Le categorie classiche del diritto ci dicono che finché c’è il consenso al trattamento dei dati, esso è lecito. Per questo, non facciamo altro che cliccare, senza troppo badarci, «acconsento». Paradossalmente, abbiamo un maggior controllo oggi delle informazioni su di noi di quanto non fosse ieri, all’epoca del passaparola “reale”. Però è vero che le informazioni che rilasciamo sono molte, molte di più, e si stratificano e assommano l’un l’altra nel corso degli anni in un unico indistinto presente. Ed è anche vero che dal loro uso può discendere una capacità di comunicazione personalizzata sotto mentite spoglie di informazione generalizzata, che è un punto molto delicato in democrazia.

Tuttavia, la personalizzazione di una comunicazione non è un’invenzione di internet. Torniamo all’esempio del tifoso romanista. E il fatto che i dati vengano usati per comprendere dove e come indirizzare la persuasione di un messaggio politico non è molto diverso in linea di principio dall’uso dei sondaggi telefonici degli anni Novanta. D’altro canto, dovremmo chiederci se un dato che viene interpretato e scomposto sia ancora di chi lo ha originato, o di chi vi ha aggiunto un valore che lo ha reso qualcosa di diverso. Una statua di marmo è di chi lo scolpisce, non del concessionario della cava.
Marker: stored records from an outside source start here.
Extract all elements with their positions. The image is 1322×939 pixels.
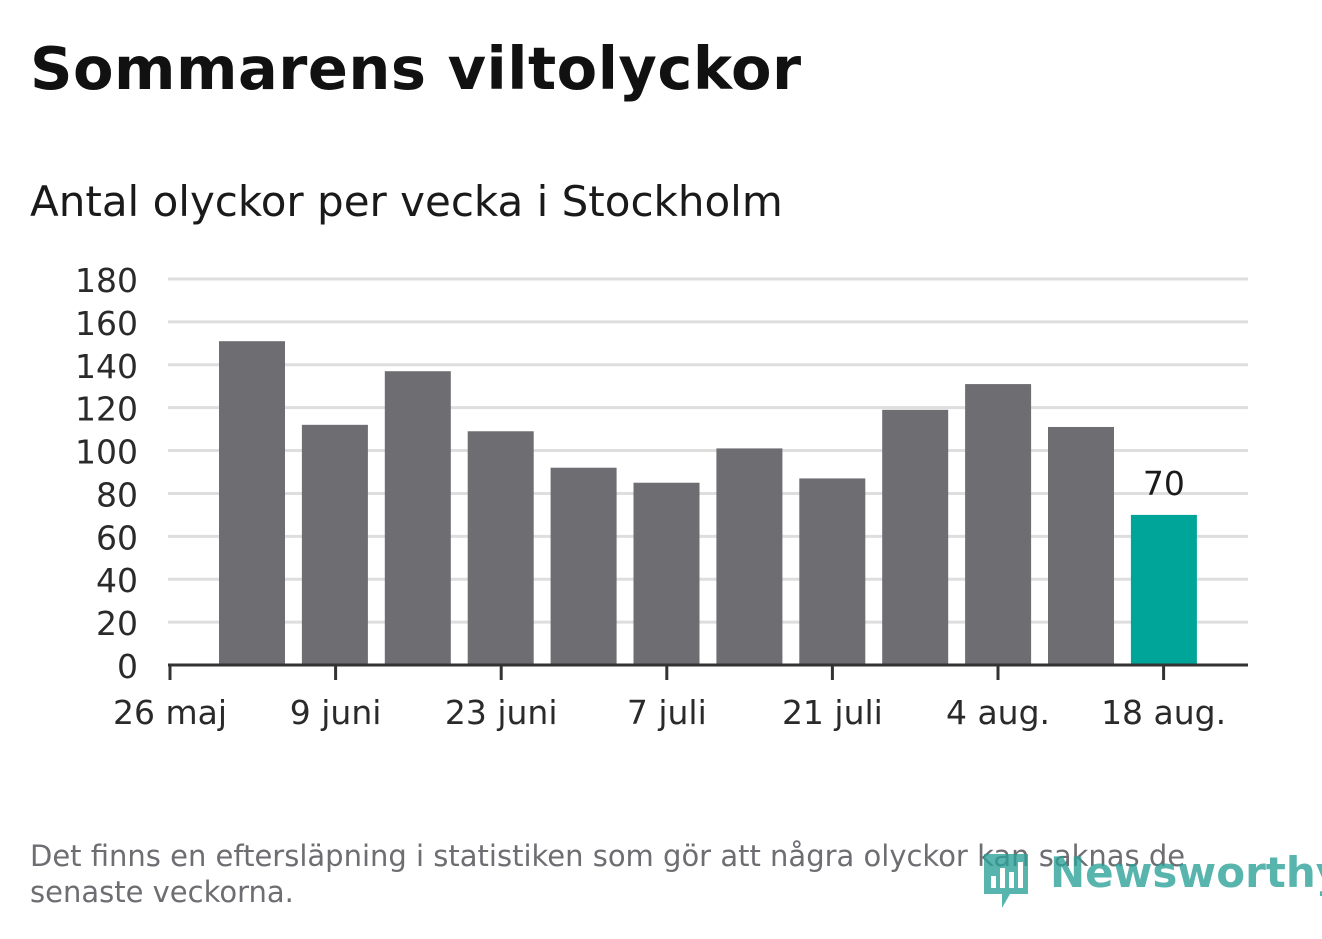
y-tick-label: 140 bbox=[75, 347, 138, 386]
bar bbox=[301, 424, 368, 665]
x-tick-label: 4 aug. bbox=[946, 693, 1050, 732]
x-tick-label: 23 juni bbox=[445, 693, 558, 732]
chart-title: Sommarens viltolyckor bbox=[30, 34, 802, 103]
bar bbox=[219, 341, 285, 665]
bar bbox=[467, 431, 534, 665]
bar bbox=[550, 467, 617, 665]
newsworthy-logo: Newsworthy bbox=[980, 846, 1322, 916]
chart-subtitle: Antal olyckor per vecka i Stockholm bbox=[30, 177, 783, 226]
x-tick-label: 18 aug. bbox=[1101, 693, 1226, 732]
bar bbox=[799, 478, 866, 665]
bar bbox=[1130, 514, 1197, 665]
data-label: 70 bbox=[1143, 464, 1185, 503]
bar-chart-speech-icon bbox=[984, 854, 1028, 908]
y-tick-label: 80 bbox=[96, 475, 138, 514]
x-tick-label: 26 maj bbox=[113, 693, 227, 732]
bar bbox=[633, 482, 700, 665]
y-tick-label: 120 bbox=[75, 390, 138, 429]
bar bbox=[384, 371, 451, 665]
y-tick-label: 180 bbox=[75, 261, 138, 300]
y-tick-label: 100 bbox=[75, 433, 138, 472]
y-tick-label: 0 bbox=[117, 647, 138, 686]
x-tick-label: 7 juli bbox=[627, 693, 707, 732]
x-tick-label: 9 juni bbox=[290, 693, 382, 732]
y-tick-label: 160 bbox=[75, 304, 138, 343]
brand-name: Newsworthy bbox=[1050, 848, 1322, 897]
bar bbox=[882, 409, 949, 665]
bar bbox=[1048, 426, 1114, 665]
y-tick-label: 60 bbox=[96, 518, 138, 557]
x-tick-label: 21 juli bbox=[782, 693, 883, 732]
bar bbox=[965, 384, 1032, 665]
y-tick-label: 40 bbox=[96, 561, 138, 600]
y-tick-label: 20 bbox=[96, 604, 138, 643]
bar bbox=[716, 448, 783, 665]
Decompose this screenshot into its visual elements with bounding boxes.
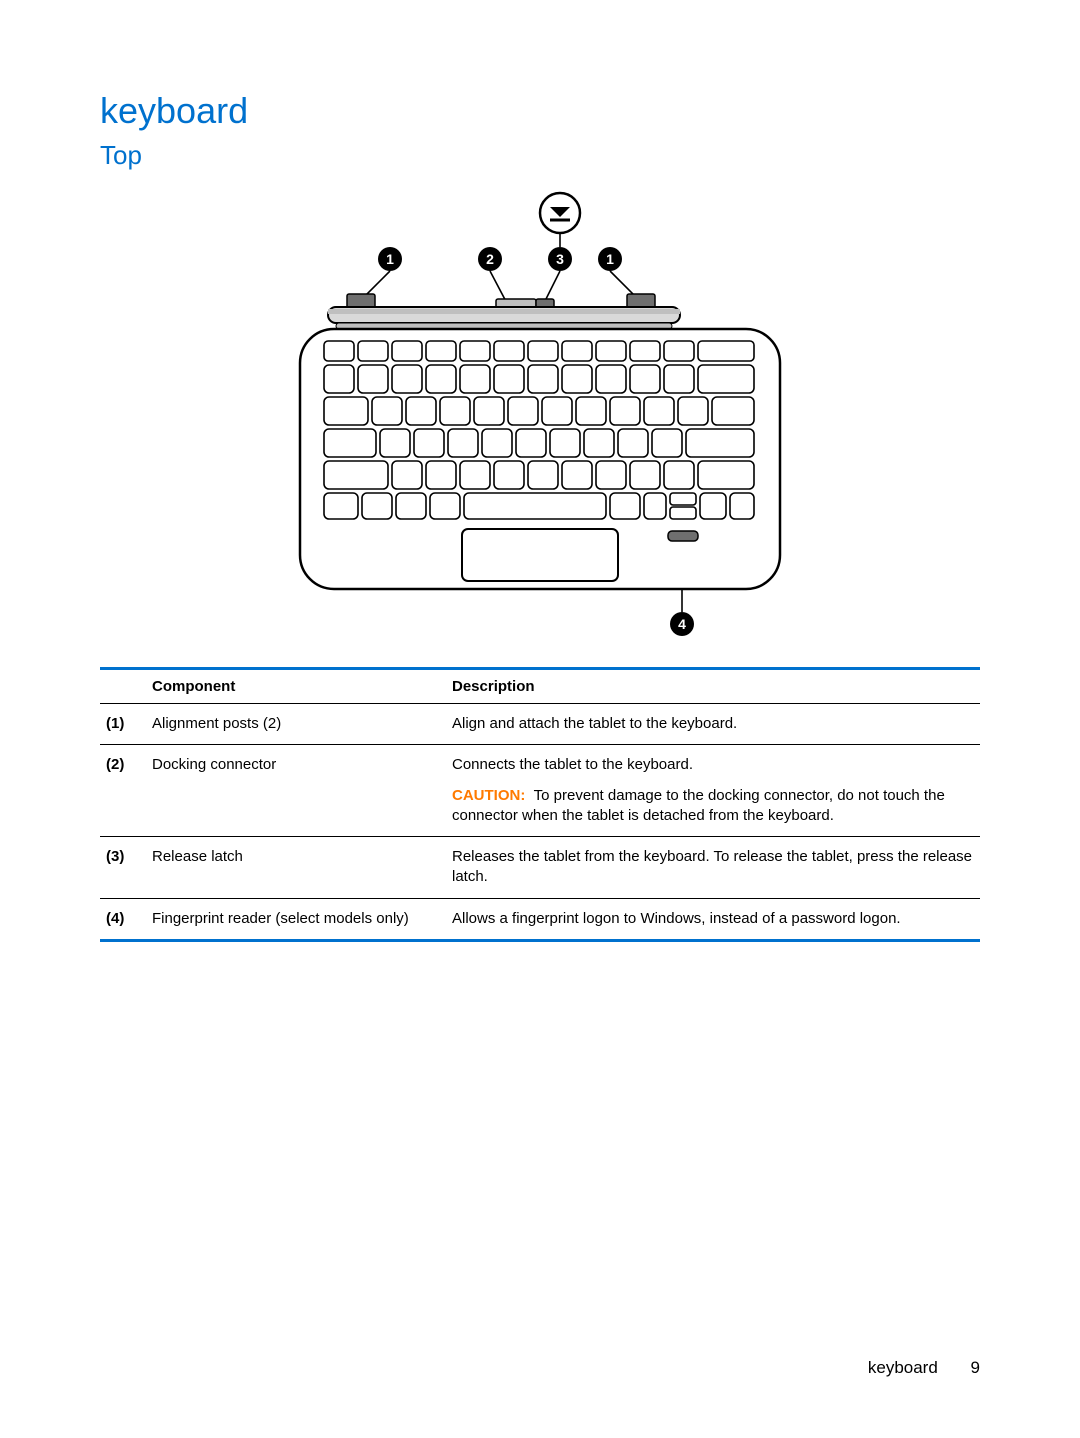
caution-label: CAUTION: <box>452 787 525 804</box>
callout-1a: 1 <box>378 247 402 271</box>
fingerprint-reader <box>668 531 698 541</box>
table-row: (1) Alignment posts (2) Align and attach… <box>100 704 980 745</box>
callout-1b: 1 <box>598 247 622 271</box>
page-footer: keyboard 9 <box>868 1358 980 1378</box>
table-row: (3) Release latch Releases the tablet fr… <box>100 837 980 899</box>
footer-page-number: 9 <box>971 1358 980 1377</box>
section-subtitle: Top <box>100 140 980 171</box>
component-table: Component Description (1) Alignment post… <box>100 667 980 942</box>
th-component: Component <box>146 669 446 704</box>
page-title: keyboard <box>100 90 980 132</box>
touchpad <box>462 529 618 581</box>
svg-text:1: 1 <box>606 251 614 267</box>
keyboard-illustration: 1 2 3 1 4 <box>240 189 840 649</box>
table-row: (2) Docking connector Connects the table… <box>100 745 980 837</box>
svg-text:2: 2 <box>486 251 494 267</box>
table-row: (4) Fingerprint reader (select models on… <box>100 898 980 940</box>
callout-2: 2 <box>478 247 502 271</box>
keyboard-diagram: 1 2 3 1 4 <box>100 189 980 649</box>
svg-text:3: 3 <box>556 251 564 267</box>
callout-4: 4 <box>670 612 694 636</box>
svg-text:1: 1 <box>386 251 394 267</box>
callout-3: 3 <box>548 247 572 271</box>
hinge-assembly <box>328 294 680 329</box>
svg-text:4: 4 <box>678 616 686 632</box>
th-description: Description <box>446 669 980 704</box>
release-latch-icon <box>540 193 580 233</box>
footer-label: keyboard <box>868 1358 938 1377</box>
Resta però la comune sensazione che la profilazione possa diventare una profanazione. È il grado di dettaglio con cui dalla elaborazione dei dati si arriva a scoprire tutto di noi, e quindi a influenzare i nostri pensieri e comportamenti, che viene percepito come una minaccia alla nostra vita privata, alla nostra identità e alla nostra libertà di pensiero. Rispetto a questo, tuttavia, è ancora valido il baluardo del consenso. Se allo Stato non possiamo nascondere nulla (pensate alle informazioni a fini fiscali), a Facebook sì. Nessuno ci obbliga ad essere lì, né a lasciarvi questa o quella traccia. Fossimo un po’ più responsabili e accorti quando navighiamo, probabilmente piangeremmo meno sul latte versato.

La libertà di fare e ottenere molte più cose di ieri, grazie alle nuove tecnologie, è anche la responsabilità individuale di considerarne gli effetti, positivi e negativi. Meglio usare bene questa, che invocare un orwelliano controllo pubblico.